So what happened?
- On March 8th, SVB issued an 8-K, citing that it has sold substantially all of its Available for Sale (AFS) securities portfolio at a $1.8 billion loss.
- It contemplated offering $1.25 billion common stocks and $1 billion mandatory convertible preferred stocks to plug the hole.
- But this only created more fear and SVB subsequently faced a bank run that it couldn’t defend.
- SVB was put into receivership by the FDIC in the morning of March 10.
- The depositors should be made whole, the senior bonds should recover 40 cents on the dollar, and the subordinated debt and equity will be wiped out.
Likely, most of you were not affected directly by the failure of Silicon Valley Bank, so why am I blogging about it and why should we care? In short, this is an real example of the failure of our current banking system AND more importantly it reveals how we as individuals have given a significant amount of control of our money over to the government.

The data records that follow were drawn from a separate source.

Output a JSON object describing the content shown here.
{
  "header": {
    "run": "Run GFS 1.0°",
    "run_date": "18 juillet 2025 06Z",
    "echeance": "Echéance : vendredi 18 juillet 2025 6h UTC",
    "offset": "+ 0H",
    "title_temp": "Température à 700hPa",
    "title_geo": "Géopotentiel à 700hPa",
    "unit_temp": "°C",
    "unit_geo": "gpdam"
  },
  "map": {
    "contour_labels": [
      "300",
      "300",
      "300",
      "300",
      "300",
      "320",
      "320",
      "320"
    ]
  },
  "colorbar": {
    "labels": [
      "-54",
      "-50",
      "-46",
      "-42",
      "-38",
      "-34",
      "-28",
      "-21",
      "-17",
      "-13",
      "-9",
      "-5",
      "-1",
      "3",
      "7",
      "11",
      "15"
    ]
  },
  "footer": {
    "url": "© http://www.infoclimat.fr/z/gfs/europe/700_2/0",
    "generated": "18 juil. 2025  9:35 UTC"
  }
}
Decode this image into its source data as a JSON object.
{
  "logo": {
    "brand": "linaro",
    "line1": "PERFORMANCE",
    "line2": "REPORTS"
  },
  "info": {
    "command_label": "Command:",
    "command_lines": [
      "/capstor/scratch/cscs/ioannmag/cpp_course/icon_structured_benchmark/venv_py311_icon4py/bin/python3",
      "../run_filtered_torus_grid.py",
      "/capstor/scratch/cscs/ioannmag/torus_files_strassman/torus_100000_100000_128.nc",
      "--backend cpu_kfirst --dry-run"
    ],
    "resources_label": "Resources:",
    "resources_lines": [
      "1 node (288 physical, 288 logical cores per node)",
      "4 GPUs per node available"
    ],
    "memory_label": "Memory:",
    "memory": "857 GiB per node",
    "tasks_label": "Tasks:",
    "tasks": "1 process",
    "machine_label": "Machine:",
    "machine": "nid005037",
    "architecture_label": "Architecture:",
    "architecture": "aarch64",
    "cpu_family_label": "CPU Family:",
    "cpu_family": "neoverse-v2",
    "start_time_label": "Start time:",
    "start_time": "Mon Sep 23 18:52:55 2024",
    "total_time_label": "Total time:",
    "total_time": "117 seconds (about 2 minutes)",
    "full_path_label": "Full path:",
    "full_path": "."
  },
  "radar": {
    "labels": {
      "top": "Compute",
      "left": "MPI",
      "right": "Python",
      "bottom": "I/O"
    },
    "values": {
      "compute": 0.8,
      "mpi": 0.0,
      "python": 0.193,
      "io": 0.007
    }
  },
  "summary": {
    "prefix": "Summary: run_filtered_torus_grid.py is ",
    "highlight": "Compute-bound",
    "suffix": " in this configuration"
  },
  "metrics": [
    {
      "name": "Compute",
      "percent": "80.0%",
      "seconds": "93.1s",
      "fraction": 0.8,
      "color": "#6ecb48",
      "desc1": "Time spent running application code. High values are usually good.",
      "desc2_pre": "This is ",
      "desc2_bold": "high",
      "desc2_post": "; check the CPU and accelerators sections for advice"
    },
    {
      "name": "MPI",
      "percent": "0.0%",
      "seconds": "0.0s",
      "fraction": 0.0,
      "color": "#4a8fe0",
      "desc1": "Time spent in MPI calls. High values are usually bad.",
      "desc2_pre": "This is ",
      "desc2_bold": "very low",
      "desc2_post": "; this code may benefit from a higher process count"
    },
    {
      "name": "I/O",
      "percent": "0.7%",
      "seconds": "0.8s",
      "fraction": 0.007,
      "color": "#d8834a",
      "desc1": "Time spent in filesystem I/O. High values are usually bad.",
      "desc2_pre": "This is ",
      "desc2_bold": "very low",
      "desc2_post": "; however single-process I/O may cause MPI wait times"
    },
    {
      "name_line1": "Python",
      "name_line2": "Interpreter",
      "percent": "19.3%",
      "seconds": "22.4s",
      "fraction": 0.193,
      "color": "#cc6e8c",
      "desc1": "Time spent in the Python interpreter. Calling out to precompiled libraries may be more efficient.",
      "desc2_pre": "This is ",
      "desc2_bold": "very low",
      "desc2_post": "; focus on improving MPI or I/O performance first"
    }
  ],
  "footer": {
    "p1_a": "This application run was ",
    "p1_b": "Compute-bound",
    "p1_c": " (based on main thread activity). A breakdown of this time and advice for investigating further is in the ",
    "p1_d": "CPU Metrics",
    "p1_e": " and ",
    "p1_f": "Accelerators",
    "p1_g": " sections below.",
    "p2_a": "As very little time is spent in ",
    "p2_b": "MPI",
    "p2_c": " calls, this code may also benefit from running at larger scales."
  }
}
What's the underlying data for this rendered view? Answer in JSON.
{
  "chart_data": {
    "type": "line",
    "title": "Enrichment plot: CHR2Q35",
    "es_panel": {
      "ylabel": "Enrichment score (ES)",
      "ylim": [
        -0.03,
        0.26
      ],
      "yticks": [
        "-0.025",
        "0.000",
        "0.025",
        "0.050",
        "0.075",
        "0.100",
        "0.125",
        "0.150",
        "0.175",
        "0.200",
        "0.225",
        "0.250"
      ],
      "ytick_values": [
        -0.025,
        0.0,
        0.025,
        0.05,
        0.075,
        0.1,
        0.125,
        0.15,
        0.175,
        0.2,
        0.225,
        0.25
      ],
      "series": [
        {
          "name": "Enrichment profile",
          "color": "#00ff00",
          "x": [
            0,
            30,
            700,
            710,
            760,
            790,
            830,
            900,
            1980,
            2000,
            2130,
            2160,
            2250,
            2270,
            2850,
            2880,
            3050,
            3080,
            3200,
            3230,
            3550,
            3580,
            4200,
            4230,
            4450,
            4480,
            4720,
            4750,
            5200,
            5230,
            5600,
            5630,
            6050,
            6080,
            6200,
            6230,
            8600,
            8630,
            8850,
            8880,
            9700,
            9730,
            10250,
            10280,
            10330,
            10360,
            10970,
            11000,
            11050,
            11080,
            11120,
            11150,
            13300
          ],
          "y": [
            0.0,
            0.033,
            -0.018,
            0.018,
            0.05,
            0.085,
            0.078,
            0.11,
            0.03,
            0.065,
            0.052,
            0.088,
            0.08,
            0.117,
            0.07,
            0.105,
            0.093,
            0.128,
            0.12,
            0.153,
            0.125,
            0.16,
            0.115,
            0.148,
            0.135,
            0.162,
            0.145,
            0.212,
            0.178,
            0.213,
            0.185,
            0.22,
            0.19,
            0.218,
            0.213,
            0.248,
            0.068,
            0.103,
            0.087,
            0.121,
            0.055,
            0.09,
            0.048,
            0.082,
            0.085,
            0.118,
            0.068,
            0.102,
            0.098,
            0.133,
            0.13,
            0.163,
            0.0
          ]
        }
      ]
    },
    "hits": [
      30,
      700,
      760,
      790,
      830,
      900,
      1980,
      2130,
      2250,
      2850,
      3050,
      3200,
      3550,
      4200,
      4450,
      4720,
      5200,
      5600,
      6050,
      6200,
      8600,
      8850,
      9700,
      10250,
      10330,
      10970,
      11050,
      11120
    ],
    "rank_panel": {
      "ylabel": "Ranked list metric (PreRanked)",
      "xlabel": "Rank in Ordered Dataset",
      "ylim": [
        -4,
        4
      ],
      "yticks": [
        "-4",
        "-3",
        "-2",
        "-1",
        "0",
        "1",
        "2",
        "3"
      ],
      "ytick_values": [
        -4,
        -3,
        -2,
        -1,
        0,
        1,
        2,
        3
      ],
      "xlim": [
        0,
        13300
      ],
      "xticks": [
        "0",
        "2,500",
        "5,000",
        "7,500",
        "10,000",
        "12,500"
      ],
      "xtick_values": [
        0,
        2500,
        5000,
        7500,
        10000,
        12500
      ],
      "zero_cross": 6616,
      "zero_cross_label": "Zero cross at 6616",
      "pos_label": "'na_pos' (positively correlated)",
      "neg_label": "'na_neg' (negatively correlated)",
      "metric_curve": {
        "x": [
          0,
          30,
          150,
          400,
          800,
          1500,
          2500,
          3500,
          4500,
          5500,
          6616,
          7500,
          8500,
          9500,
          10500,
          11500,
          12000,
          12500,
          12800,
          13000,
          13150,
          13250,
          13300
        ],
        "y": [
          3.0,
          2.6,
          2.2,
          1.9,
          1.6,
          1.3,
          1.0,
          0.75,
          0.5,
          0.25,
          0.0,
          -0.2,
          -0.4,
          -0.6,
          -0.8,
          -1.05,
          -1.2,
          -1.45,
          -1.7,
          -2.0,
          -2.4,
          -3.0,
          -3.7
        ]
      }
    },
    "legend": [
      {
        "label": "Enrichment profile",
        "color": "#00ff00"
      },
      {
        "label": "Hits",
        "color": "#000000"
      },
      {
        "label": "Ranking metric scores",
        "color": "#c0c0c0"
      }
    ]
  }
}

There is a lot of significance hidden in each of the five bullet points above, particularly the last three points. The potential instability of the fractional reserve banking system dramatically amplifies fear and greed in the banking system. The ability for SVB to be put in to receivership by the FDIC comes from an implementation of a relatively new law, the Dodd-Frank Act of 2010. The FDIC did in fact protect the small depositors in this case, however the actual fraction of these accounts is quite small. The majority of creditors in Silicon Valley Bank were wiped out, or left holding equity in a now essentially defunct operation.